“Hurrah, they can walk on it!” cried Tom and, followed by Jim, he clambered over the schooner’s rails and leaped on to the ice.

“Gee, we’re frozen in!” yelled Jim. “It’s really winter. Come on, let’s go and see what the Eskimos are doing.”

“Look out, ye young scallawags,” roared Cap’n Pem. “Ye’ll git lost.”

“No danger,” called back Tom. “We’ll get one of the Eskimos to go with us.”

Turning, he spoke to the fur-clad men in their own tongue and accompanied by one of them, the two boys pushed their way through the snow towards shore.

“Oh, they’re building igloos!” exclaimed Jim as they came in sight of the Eskimos. “And on the ice too.”

Interestedly the two boys watched the natives as they labored at their winter homes. With long-bladed snow knives carved from walrus tusks the men cut the blocks of frozen snow and piled them in a circle, tier on tier, each a little smaller than the one preceding. Rapidly the low-domed huts grew and took on form and soon the first one was completed. With yells of delight Tom and Jim crawled into the tunnel-like entrance and found themselves within the igloo.
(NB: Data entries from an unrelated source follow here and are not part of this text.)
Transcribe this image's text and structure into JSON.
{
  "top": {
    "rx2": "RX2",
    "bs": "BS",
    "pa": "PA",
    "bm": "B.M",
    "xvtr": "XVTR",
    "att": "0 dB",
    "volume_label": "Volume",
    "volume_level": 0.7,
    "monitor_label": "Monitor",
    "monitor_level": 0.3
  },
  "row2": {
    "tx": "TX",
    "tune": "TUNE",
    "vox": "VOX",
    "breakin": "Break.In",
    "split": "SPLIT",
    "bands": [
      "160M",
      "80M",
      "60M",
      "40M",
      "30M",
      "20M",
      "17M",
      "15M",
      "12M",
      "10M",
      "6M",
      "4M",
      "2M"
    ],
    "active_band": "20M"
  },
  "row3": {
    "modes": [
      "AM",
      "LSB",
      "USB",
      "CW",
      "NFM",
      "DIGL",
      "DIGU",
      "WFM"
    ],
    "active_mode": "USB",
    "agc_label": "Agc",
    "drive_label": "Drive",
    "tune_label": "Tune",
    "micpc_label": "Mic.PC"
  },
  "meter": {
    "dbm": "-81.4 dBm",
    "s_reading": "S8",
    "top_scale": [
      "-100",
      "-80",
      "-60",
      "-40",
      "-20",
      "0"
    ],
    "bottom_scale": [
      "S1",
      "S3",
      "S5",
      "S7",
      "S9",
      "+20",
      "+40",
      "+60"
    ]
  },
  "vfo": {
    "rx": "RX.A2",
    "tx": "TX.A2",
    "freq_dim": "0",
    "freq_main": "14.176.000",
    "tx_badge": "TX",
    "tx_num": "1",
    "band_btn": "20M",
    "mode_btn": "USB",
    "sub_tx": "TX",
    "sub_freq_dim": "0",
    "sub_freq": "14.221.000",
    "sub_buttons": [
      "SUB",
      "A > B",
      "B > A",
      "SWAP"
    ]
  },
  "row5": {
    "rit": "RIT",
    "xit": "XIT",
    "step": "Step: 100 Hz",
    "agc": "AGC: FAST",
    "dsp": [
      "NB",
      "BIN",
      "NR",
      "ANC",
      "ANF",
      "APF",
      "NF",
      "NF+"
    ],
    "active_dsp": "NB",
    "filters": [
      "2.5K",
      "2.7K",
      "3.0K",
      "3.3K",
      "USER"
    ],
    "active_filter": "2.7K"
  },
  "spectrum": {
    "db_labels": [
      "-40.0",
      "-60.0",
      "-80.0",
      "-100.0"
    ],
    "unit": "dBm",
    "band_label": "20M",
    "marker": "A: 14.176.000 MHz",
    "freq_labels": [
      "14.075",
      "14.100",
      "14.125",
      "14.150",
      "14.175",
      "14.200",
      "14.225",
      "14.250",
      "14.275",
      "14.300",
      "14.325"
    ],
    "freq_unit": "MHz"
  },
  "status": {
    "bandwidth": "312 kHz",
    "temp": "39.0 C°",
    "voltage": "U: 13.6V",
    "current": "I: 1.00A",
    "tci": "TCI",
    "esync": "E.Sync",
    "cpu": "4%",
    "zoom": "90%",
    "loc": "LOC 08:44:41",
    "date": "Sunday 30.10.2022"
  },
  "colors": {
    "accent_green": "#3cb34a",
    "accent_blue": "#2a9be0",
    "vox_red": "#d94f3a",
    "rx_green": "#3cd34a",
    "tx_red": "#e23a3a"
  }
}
“Say, isn’t this jolly!” cried Tom. “Come on, Jim, let’s make one for ourselves. It’ll be great sport having an igloo with the Eskimos.”

Enthusiastically the two set to work, borrowing snow knives from their Eskimo friends, but they soon found that building an igloo was an art and they joined heartily in the Eskimos’ merriment when the wall tumbled in and all their work came to nothing. They were not discouraged, and presently one of the Eskimo boys came to their aid. With his help the boys soon got the knack of the work and before it was time to return to the schooner for dinner their igloo was completed.
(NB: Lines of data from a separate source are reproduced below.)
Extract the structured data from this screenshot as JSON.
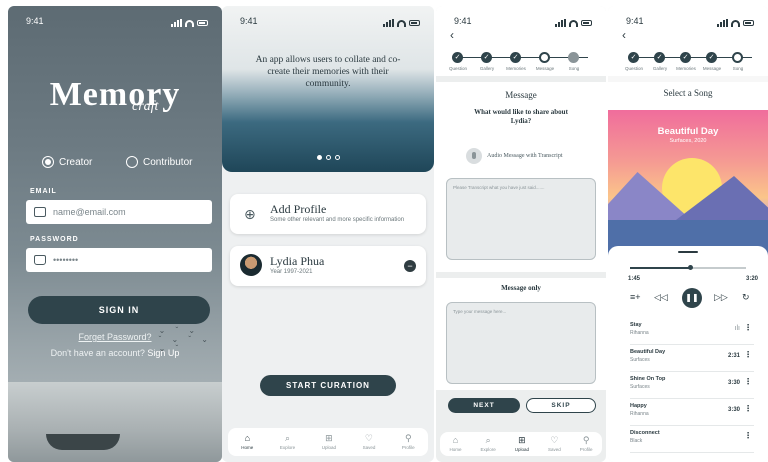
{
  "status": {
    "time": "9:41"
  },
  "login": {
    "logo": "Memory",
    "logo_sub": "craft",
    "role_creator": "Creator",
    "role_contributor": "Contributor",
    "email_label": "EMAIL",
    "email_placeholder": "name@email.com",
    "password_label": "PASSWORD",
    "password_value": "••••••••",
    "signin": "SIGN IN",
    "forgot": "Forget Password?",
    "no_account": "Don't have an account?",
    "signup": "Sign Up"
  },
  "home": {
    "tagline": "An app allows users to collate and co-create their memories with their community.",
    "add_profile_title": "Add Profile",
    "add_profile_sub": "Some other relevant and more specific information",
    "profile_name": "Lydia Phua",
    "profile_years": "Year 1997-2021",
    "start": "START CURATION",
    "tabs": [
      "Home",
      "Explore",
      "Upload",
      "Saved",
      "Profile"
    ]
  },
  "message": {
    "steps": [
      "Question",
      "Gallery",
      "Memories",
      "Message",
      "Song"
    ],
    "title": "Message",
    "prompt": "What would like to share about Lydia?",
    "audio": "Audio Message with Transcript",
    "transcript_placeholder": "Please Transcript what you have just said.......",
    "message_only": "Message only",
    "message_placeholder": "Type your message here...",
    "next": "NEXT",
    "skip": "SKIP"
  },
  "song": {
    "title": "Select a Song",
    "art_title": "Beautiful Day",
    "art_sub": "Surfaces, 2020",
    "time_elapsed": "1:45",
    "time_total": "3:20",
    "progress": 0.52,
    "tracks": [
      {
        "name": "Stay",
        "artist": "Rihanna",
        "duration": ""
      },
      {
        "name": "Beautiful Day",
        "artist": "Surfaces",
        "duration": "2:31"
      },
      {
        "name": "Shine On Top",
        "artist": "Surfaces",
        "duration": "3:30"
      },
      {
        "name": "Happy",
        "artist": "Rihanna",
        "duration": "3:30"
      },
      {
        "name": "Disconnect",
        "artist": "Black",
        "duration": ""
      }
    ]
  },
  "colors": {
    "primary": "#2f444b",
    "background": "#eef0f1"
  }
}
The night was almost as bright as day with the Northern Lights reflected from the vast stretch of spotless white. By midnight the storm was over; stars twinkled brilliantly in the deep purple sky, the little group of igloos rose above the flat, white plain of ice-like, snow-covered bee hives. The wind was so bitingly, intensely cold that the boys were glad indeed to seek shelter in the deck house with its cheery red-hot stove.